An ICO will pay you to apply for a certification. You will then spend many hours thoroughly reviewing everything about them in order to determine that they're at least basically sane. Some things that you should maybe check:

 - If they're planning on creating software, require that they have the software already 5% done, preferably with a working proof-of-concept that you can play around with. Check that they haven't just filled a github repo with copy-pasted garbage code from elsewhere which doesn't actually do anything relevant.
 - If they're planning on operating a real-world business (solar, mining, etc.), check that they have a registered business somewhere. Do a background check on all involved individuals. Require that they have some of the necessary assets (property, etc.) already purchased, and verify this using public records, etc.
 - Check that there are no reasonable open scam accusations against anyone involved.
 - If smart contracts are used, verify that the English terms match the smart contract terms. If there's any way for the smart contract terms to be changed, make sure that this is specified in the English terms.
 - After reading all of their public info, ensure that there is no deception or any glaring holes.
 - Check their website for copy-pasted text, photoshopped images, and fake people.

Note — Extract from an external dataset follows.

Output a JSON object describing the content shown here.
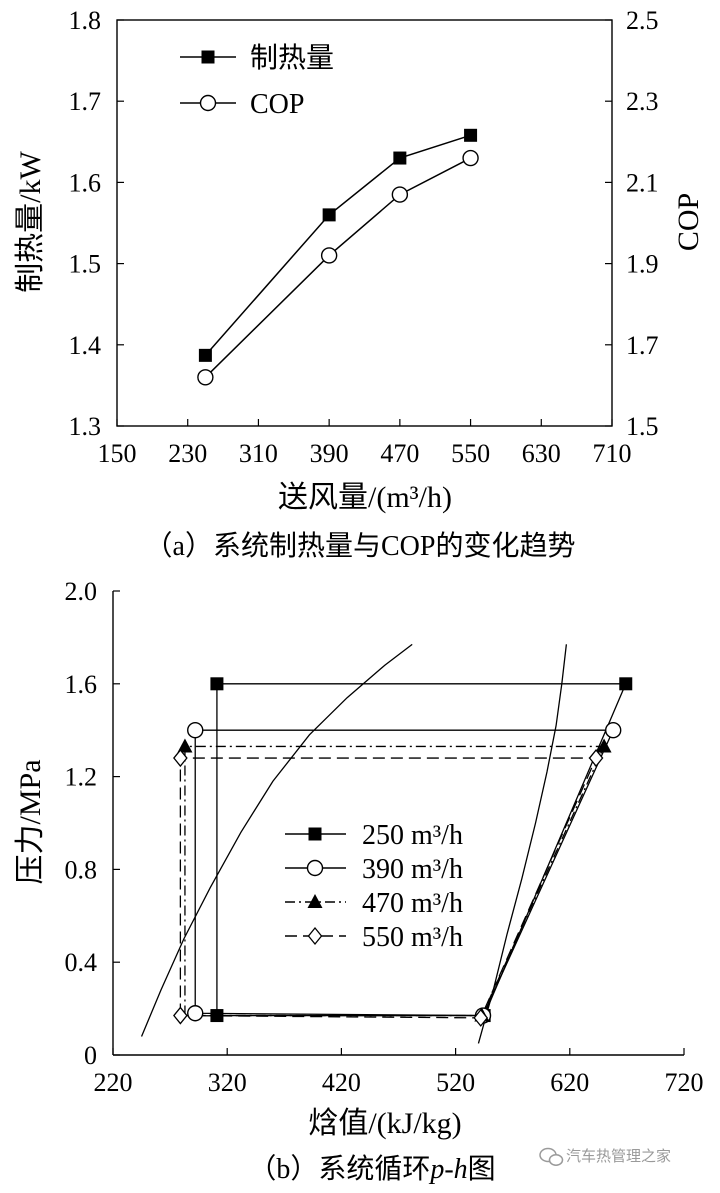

If they fail your criteria, then you should not certify them. That's important. If you just give a certification to everyone who pays you, you're useless. You should keep the application fee even if they fail, though in some cases you could allow them to reapply for certification after failing with a reduced fee. Your goal should be to eventually be able to publish a statistic like, "99% of ICOs I certified did not turn out to be scams." You should not attempt to certify that ICOs will actually appreciate in value or anything -- that'd be far too difficult --, but just that the collected money will be used as advertised.

Once I notice that a good, trustworthy certification service like this exists, I will require that ICOs wanting to advertise on the forum receive such a certification. (If/when there are multiple good certification services, I will publish a list of ones I consider acceptable.) So you'll get a built-in market from this, and even if an ICO has no interest in advertising on the forum, acquiring a widely-trusted certification has significant value in itself.